One Big Step Forward for the National IP Strategy

Mar 25, 2010

by Mark Esper

Several weeks ago, the White House’s top official in charge of intellectual property—the U.S. Intellectual Property Enforcement Coordinator (IPEC)—requested public comments regarding the nation’s first-ever National IP Strategy. As such, the U.S. Chamber’s Global IP Center (GIPC) submitted recommendations that would enhance IP enforcement, promote the rights of inventors and creators globally, and protect the innovation and creativity that are vital to job creation and economic growth.

We are encouraged to see Ms. Victoria Espinel, the administration’s eminently qualified IPEC, moving forward on this strategy—a government wide plan aimed at improving America’s IP protection and enforcement efforts in the U.S. and abroad. We believe the GIPC’s comments, which reflect the views and ideas from IP-based industries that employ 18 million Americans, account for over $5 trillion of the nation’s GDP, drive more than half of all our exports, and represent 40 percent of U.S. economic growth, will help the IPEC develop a comprehensive and ambitious plan for America’s future that can be presented to the country this summer.

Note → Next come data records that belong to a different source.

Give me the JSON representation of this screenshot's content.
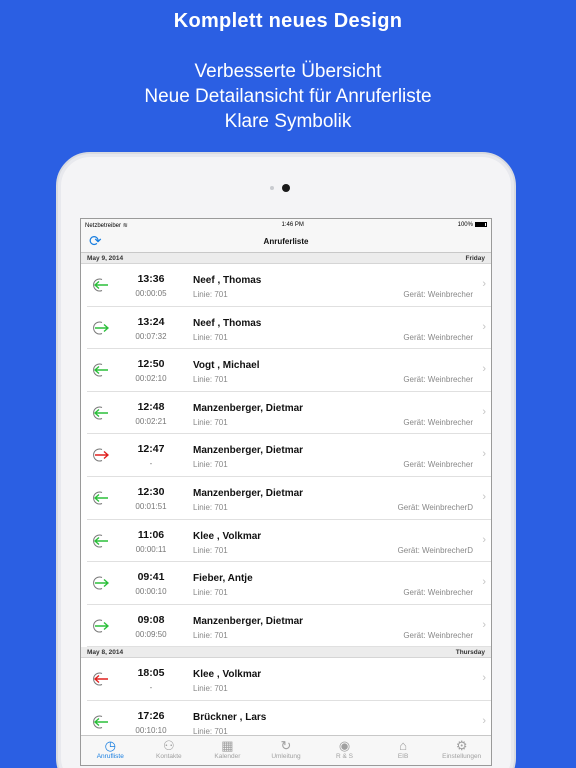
{
  "promo": {
    "headline": "Komplett neues Design",
    "line1": "Verbesserte Übersicht",
    "line2": "Neue Detailansicht für Anruferliste",
    "line3": "Klare Symbolik"
  },
  "statusbar": {
    "carrier": "Netzbetreiber",
    "time": "1:46 PM",
    "battery": "100%"
  },
  "navbar": {
    "title": "Anruferliste",
    "refresh_icon": "refresh-icon"
  },
  "colors": {
    "incoming": "#2bbf3a",
    "outgoing": "#2bbf3a",
    "missed": "#e0201e",
    "accent": "#1a7fe0",
    "background": "#2b5fe3"
  },
  "sections": [
    {
      "date": "May 9, 2014",
      "day": "Friday",
      "calls": [
        {
          "time": "13:36",
          "duration": "00:00:05",
          "name": "Neef , Thomas",
          "line": "Linie: 701",
          "device": "Gerät: Weinbrecher",
          "direction": "incoming"
        },
        {
          "time": "13:24",
          "duration": "00:07:32",
          "name": "Neef , Thomas",
          "line": "Linie: 701",
          "device": "Gerät: Weinbrecher",
          "direction": "outgoing"
        },
        {
          "time": "12:50",
          "duration": "00:02:10",
          "name": "Vogt , Michael",
          "line": "Linie: 701",
          "device": "Gerät: Weinbrecher",
          "direction": "incoming"
        },
        {
          "time": "12:48",
          "duration": "00:02:21",
          "name": "Manzenberger, Dietmar",
          "line": "Linie: 701",
          "device": "Gerät: Weinbrecher",
          "direction": "incoming"
        },
        {
          "time": "12:47",
          "duration": "-",
          "name": "Manzenberger, Dietmar",
          "line": "Linie: 701",
          "device": "Gerät: Weinbrecher",
          "direction": "missed"
        },
        {
          "time": "12:30",
          "duration": "00:01:51",
          "name": "Manzenberger, Dietmar",
          "line": "Linie: 701",
          "device": "Gerät: WeinbrecherD",
          "direction": "incoming"
        },
        {
          "time": "11:06",
          "duration": "00:00:11",
          "name": "Klee , Volkmar",
          "line": "Linie: 701",
          "device": "Gerät: WeinbrecherD",
          "direction": "incoming"
        },
        {
          "time": "09:41",
          "duration": "00:00:10",
          "name": "Fieber, Antje",
          "line": "Linie: 701",
          "device": "Gerät: Weinbrecher",
          "direction": "outgoing"
        },
        {
          "time": "09:08",
          "duration": "00:09:50",
          "name": "Manzenberger, Dietmar",
          "line": "Linie: 701",
          "device": "Gerät: Weinbrecher",
          "direction": "outgoing"
        }
      ]
    },
    {
      "date": "May 8, 2014",
      "day": "Thursday",
      "calls": [
        {
          "time": "18:05",
          "duration": "-",
          "name": "Klee , Volkmar",
          "line": "Linie: 701",
          "device": "",
          "direction": "missed-in"
        },
        {
          "time": "17:26",
          "duration": "00:10:10",
          "name": "Brückner , Lars",
          "line": "Linie: 701",
          "device": "",
          "direction": "incoming"
        }
      ]
    }
  ],
  "tabs": [
    {
      "label": "Anrufliste",
      "icon": "clock-icon",
      "glyph": "◷",
      "active": true
    },
    {
      "label": "Kontakte",
      "icon": "contacts-icon",
      "glyph": "⚇",
      "active": false
    },
    {
      "label": "Kalender",
      "icon": "calendar-icon",
      "glyph": "▦",
      "active": false
    },
    {
      "label": "Umleitung",
      "icon": "redirect-icon",
      "glyph": "↻",
      "active": false
    },
    {
      "label": "R & S",
      "icon": "eye-icon",
      "glyph": "◉",
      "active": false
    },
    {
      "label": "EIB",
      "icon": "home-icon",
      "glyph": "⌂",
      "active": false
    },
    {
      "label": "Einstellungen",
      "icon": "gear-icon",
      "glyph": "⚙",
      "active": false
    }
  ]
}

In our comments, the GIPC emphasized the need to:

  • Fully implement the PRO-IP Act (PL 110-403)
  • Preserve a strong international IP legal framework
  • Fight the tidal wave of online counterfeiting and piracy that is sweeping the country
  • Conclude a comprehensive Anti-Counterfeiting Trade Agreement
  • Advance key IP issues in specific countries, such as India and China
  • Work with Congress on legislation to strengthen IP protection and enforcement

We further suggested that the plan should contain the following:

  • Support state and local efforts in the fight against counterfeiting and piracy
  • Ensure DOJ places greater emphasis on international enforcement efforts, to include developing a plan to integrate IP efforts among the overseas representatives of DOJ.
  • Optimize the effectiveness of IP attachés, while increasing the resourcing and utilization of ICE attachés
  • Enhance the Special 301 process to persuade violator countries to develop comprehensive plans to meet their international obligations
  • Strategically deploy U.S. government IP training funds

We are seeing more and more alarming evidence that America’s intellectual property—the hard work, creativity, investment and ingenuity of the American people that is found in novel products and forms of entertainment—is under attack by the growing and increasingly sophisticated crimes of IP theft. Numerous studies have shown that IP theft, through counterfeiting and piracy in both the online and physical environments, costs the American economy hundreds of billions of dollars in lost revenue annually, and hundreds of thousands of American jobs.

And the harm doesn’t stop with economic cost. IP theft also poses health and safety risks to the consumers, from counterfeit toothpaste laced with antifreeze to exploding batteries, fake medicines with toxic substances, and other dangerous consumer goods that are increasingly working their way into the marketplace.

The business community, labor unions, Congress, and the Administration have all recognized—in bipartisan and collegial fashion—this growing problem. However, recognizing the problem is only the beginning. Now is a prime time to enhance our enforcement tools and efforts to combat the crimes of IP theft, and the National IP Strategy is a primary vehicle to accomplish this. This strategy should build upon IP as a major driver of economic growth, consumer protection, and job creation by better coordinating and strengthening the IP activities of all relevant departments and agencies in the U.S. government, whether their focus is at home or abroad.

Already, we are encouraged to see the administration engaging with the business community and other stakeholders to assess the threats to IP theft, gauging their impact on business, workers, innovators and creators, and the economy in general, and seeking new ways to combat this growing scourge. We look forward to further engagement and progress as the Office of the IPEC develops and presents a comprehensive and effective national strategy that we all hope to see this summer.